O Sal da Terra mostrou um alienígena medonho que se alimentava do sal no corpo humano. Além disso, em meio aos personagens principais, havia dois que não eram homens brancos como os outros: uma negra, a oficial de comunicações Uhura (Nichelle Nichols), e um asiático, o tenente Sulu (George Takei). Ambos eram membros da tripulação da nave USS Enterprise, da Frota Estelar.

A partir daí, o catálogo de personagens multiculturais de Star Trek só se expandiu. Havia também um alienígena de orelhas pontudas, o vulcan Spock (Leonard Nimoy, 1931-2015), e um russo – em plena Guerra Fria –, Pavel Chekov (Walter Koenig). Também havia o médico caipira Leonard H. “Magro” McCoy (DeForest Kelley) e o engenheiro escocês Scotty (James Doohan).

Todos estavam em pé de igualdade, habitando o futuro otimista do século 23, no qual a humanidade havia trocado a truculência pela diplomacia e a marginalização de grupos pela diversidade como valor fundamental.

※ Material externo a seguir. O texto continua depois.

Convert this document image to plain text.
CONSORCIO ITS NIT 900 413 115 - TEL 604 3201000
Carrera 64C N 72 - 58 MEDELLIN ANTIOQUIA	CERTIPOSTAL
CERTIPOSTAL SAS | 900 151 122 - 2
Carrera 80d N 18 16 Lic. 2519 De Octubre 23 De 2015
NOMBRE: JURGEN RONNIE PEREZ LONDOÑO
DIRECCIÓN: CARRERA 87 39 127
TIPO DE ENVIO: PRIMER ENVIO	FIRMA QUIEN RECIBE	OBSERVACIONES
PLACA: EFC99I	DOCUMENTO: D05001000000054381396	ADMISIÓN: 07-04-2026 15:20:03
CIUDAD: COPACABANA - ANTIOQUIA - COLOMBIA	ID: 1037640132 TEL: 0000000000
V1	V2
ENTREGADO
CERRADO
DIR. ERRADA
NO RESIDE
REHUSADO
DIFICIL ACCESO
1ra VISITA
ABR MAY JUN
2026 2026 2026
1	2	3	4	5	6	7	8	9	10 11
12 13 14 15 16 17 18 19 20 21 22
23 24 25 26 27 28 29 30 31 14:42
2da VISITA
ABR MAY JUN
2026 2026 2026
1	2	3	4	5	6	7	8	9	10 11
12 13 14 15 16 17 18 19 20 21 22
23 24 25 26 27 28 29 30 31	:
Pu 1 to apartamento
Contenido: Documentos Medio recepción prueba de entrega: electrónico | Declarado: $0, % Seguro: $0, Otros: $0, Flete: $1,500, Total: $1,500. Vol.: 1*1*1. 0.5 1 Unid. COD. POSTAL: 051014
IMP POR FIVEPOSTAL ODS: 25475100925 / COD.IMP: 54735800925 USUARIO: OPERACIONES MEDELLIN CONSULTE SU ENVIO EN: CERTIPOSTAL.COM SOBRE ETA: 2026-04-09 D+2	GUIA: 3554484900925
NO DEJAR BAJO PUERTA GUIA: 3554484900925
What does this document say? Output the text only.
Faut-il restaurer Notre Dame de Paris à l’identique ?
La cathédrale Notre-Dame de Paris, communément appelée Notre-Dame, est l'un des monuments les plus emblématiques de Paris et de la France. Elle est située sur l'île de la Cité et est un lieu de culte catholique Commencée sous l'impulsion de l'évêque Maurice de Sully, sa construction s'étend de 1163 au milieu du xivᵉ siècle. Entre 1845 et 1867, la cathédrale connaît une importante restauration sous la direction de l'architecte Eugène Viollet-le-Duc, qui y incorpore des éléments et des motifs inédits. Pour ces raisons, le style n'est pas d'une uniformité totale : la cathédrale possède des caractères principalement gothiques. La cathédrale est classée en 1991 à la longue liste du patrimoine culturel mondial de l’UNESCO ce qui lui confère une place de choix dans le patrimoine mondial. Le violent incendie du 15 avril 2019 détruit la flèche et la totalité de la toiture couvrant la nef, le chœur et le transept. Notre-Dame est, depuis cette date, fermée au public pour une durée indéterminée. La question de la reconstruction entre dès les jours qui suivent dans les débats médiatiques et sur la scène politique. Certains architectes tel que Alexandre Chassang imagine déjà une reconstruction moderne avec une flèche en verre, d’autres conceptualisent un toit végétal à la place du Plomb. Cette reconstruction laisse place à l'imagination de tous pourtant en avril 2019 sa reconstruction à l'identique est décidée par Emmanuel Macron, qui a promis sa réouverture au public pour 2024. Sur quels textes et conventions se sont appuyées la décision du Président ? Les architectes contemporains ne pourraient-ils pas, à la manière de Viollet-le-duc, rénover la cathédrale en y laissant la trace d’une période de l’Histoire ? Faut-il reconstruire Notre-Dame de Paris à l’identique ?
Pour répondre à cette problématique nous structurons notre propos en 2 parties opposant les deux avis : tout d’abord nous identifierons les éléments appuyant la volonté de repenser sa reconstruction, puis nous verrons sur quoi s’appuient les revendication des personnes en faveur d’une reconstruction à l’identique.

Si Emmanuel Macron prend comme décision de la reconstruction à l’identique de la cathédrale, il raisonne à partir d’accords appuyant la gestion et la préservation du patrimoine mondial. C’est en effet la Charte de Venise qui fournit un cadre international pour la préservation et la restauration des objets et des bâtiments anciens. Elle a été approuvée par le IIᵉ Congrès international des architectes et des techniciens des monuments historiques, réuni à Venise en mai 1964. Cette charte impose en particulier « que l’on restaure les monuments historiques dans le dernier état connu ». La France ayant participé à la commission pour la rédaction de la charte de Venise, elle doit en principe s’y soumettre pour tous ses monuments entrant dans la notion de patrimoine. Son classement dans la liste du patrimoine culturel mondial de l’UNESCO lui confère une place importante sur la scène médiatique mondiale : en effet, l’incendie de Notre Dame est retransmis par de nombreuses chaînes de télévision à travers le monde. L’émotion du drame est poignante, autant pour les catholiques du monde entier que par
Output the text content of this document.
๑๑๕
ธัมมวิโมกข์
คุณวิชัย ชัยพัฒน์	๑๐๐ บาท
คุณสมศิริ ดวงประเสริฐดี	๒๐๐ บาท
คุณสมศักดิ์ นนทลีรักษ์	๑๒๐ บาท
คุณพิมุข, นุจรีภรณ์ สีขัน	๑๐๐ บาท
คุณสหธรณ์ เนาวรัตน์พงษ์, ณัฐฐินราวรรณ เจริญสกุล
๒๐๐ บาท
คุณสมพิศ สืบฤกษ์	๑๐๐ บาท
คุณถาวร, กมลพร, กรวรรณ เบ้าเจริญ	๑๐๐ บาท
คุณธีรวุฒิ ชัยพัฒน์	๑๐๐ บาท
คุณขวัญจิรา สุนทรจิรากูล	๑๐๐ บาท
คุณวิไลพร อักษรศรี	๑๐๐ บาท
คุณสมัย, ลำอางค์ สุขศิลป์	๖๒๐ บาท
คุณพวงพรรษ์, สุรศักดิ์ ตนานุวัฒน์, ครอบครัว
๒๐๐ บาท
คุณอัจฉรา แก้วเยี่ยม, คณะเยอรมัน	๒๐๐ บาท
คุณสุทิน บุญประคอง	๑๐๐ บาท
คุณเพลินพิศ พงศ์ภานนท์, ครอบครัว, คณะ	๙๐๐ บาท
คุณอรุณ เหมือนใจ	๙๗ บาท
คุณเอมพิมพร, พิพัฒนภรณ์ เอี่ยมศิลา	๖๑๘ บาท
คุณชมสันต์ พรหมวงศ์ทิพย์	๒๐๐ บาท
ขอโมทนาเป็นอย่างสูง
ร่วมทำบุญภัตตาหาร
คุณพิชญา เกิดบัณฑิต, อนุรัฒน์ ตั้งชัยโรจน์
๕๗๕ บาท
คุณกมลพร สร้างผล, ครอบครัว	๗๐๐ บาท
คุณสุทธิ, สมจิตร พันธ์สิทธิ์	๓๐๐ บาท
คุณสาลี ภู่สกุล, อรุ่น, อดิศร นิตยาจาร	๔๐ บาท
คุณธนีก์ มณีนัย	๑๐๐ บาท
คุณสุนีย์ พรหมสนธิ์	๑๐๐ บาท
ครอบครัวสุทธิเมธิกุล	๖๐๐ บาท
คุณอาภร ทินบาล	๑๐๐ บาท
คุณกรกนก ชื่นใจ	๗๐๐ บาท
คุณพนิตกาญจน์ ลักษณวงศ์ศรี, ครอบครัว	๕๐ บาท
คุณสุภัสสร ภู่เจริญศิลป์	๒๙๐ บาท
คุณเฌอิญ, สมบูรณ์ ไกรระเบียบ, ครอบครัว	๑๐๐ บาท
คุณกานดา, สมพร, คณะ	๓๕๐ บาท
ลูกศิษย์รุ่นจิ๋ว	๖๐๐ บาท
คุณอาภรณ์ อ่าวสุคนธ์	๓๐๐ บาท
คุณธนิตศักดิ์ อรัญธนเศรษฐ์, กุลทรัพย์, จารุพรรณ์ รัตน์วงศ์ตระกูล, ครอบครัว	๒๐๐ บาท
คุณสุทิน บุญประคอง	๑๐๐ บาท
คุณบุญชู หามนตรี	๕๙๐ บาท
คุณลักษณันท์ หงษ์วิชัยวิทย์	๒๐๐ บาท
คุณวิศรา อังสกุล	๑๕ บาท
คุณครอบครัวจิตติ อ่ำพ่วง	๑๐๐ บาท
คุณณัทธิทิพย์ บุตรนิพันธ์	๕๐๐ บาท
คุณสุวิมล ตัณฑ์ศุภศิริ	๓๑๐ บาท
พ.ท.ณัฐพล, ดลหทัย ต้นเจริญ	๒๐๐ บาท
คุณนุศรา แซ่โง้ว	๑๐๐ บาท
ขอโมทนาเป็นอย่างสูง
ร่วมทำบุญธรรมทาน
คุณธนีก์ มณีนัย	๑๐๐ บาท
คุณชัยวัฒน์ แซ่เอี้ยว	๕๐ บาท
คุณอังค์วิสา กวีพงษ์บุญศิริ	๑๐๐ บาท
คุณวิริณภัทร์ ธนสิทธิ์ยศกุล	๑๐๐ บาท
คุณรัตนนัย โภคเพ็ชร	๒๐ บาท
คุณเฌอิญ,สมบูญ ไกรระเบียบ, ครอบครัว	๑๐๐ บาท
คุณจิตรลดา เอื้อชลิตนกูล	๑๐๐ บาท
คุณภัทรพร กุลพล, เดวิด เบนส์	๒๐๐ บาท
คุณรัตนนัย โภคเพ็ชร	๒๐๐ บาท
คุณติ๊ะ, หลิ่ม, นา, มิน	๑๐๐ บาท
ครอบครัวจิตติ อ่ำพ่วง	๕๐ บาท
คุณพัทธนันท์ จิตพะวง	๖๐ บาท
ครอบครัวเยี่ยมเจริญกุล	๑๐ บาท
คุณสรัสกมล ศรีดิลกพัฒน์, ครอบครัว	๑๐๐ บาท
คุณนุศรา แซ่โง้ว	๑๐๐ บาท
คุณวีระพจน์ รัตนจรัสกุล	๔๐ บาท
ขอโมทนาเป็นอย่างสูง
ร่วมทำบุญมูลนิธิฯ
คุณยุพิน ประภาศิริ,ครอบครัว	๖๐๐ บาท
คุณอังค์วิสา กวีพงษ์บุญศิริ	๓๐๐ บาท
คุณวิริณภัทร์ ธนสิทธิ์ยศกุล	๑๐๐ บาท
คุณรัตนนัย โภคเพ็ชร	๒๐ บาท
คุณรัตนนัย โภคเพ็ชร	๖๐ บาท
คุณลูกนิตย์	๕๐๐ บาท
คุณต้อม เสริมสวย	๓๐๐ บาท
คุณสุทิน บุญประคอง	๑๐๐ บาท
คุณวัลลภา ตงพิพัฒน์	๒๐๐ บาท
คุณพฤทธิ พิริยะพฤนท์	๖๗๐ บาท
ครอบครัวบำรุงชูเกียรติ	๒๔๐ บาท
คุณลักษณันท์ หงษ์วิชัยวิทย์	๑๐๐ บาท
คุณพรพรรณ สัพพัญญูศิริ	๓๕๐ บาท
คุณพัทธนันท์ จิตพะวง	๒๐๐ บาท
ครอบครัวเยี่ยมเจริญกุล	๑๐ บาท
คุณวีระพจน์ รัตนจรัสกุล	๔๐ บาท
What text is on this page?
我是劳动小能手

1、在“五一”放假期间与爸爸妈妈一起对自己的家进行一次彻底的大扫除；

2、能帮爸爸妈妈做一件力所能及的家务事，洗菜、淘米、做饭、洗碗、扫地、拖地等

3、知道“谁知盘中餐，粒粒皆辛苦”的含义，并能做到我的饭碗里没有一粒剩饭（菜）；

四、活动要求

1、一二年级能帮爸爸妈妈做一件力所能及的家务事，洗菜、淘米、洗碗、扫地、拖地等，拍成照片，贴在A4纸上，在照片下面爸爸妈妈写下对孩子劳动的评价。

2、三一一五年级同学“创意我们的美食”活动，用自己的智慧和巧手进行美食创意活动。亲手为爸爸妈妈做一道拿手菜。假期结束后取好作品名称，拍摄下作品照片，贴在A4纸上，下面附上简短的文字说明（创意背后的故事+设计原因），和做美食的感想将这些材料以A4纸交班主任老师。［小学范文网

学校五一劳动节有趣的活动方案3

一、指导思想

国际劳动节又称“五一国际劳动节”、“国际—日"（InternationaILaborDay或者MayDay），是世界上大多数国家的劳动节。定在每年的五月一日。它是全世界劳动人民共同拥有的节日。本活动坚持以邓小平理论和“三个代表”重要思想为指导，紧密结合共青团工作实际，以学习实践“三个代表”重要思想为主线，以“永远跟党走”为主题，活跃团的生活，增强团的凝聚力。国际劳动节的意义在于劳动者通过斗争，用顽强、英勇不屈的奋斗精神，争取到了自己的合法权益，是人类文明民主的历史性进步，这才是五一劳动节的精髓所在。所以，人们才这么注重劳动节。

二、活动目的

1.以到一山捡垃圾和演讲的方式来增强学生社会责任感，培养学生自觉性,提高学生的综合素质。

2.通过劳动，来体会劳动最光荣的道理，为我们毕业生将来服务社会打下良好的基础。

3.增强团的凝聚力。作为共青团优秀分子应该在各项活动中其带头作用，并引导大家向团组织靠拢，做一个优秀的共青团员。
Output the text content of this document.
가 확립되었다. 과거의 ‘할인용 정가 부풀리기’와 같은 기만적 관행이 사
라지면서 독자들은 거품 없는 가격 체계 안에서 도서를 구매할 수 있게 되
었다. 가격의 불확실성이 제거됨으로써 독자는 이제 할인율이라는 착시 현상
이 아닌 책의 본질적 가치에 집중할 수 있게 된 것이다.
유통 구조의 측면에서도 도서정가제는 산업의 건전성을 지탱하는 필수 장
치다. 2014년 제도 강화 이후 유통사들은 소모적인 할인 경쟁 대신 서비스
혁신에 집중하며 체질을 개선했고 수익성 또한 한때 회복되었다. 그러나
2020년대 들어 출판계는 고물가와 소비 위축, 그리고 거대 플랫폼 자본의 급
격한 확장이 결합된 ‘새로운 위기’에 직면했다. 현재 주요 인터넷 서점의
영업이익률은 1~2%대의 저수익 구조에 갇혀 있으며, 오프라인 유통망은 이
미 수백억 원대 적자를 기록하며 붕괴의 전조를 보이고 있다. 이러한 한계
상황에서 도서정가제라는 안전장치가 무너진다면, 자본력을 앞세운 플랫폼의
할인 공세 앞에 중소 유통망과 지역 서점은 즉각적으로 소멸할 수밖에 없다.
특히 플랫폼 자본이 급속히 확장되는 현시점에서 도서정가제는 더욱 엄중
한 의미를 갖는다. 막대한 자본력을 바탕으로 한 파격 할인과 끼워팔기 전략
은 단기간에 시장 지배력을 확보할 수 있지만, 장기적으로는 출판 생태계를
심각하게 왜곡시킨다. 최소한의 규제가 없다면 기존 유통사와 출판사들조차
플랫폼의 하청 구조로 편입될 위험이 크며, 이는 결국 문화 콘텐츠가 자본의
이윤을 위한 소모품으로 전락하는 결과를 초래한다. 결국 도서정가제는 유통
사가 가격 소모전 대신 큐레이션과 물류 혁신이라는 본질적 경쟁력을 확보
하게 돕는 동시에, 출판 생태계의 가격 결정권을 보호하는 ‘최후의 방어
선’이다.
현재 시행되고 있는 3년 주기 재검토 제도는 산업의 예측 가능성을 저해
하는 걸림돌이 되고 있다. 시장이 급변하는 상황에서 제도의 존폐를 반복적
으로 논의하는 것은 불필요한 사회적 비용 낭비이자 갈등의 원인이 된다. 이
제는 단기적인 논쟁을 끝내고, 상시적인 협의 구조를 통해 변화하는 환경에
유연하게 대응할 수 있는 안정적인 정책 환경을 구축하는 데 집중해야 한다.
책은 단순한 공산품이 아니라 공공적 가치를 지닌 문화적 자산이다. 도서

A franquia de Gene Roddenberry (1921-1991) tornou-se, então, um ícone de diversidade.

Star Trek é a primeira série de ficção científica voltada ao público adulto, que vende o gênero como um produto sofisticado para a televisão”, explica o jornalista Salvador Nogueira em entrevista ao HuffPost Brasil. Ele é coautor do livro Jornada nas Estrelas: O Guia da Saga (Editora LeYa/Omelete, 2016), com Susana Alexandria.

“Não só ela teve essa iniciativa que era inédita, como decidiu projetar um futuro em que a humanidade havia sobrevivido e superado suas agruras. É dissonante da ficção científica em geral, que tende a ir para um lado mais distópico.”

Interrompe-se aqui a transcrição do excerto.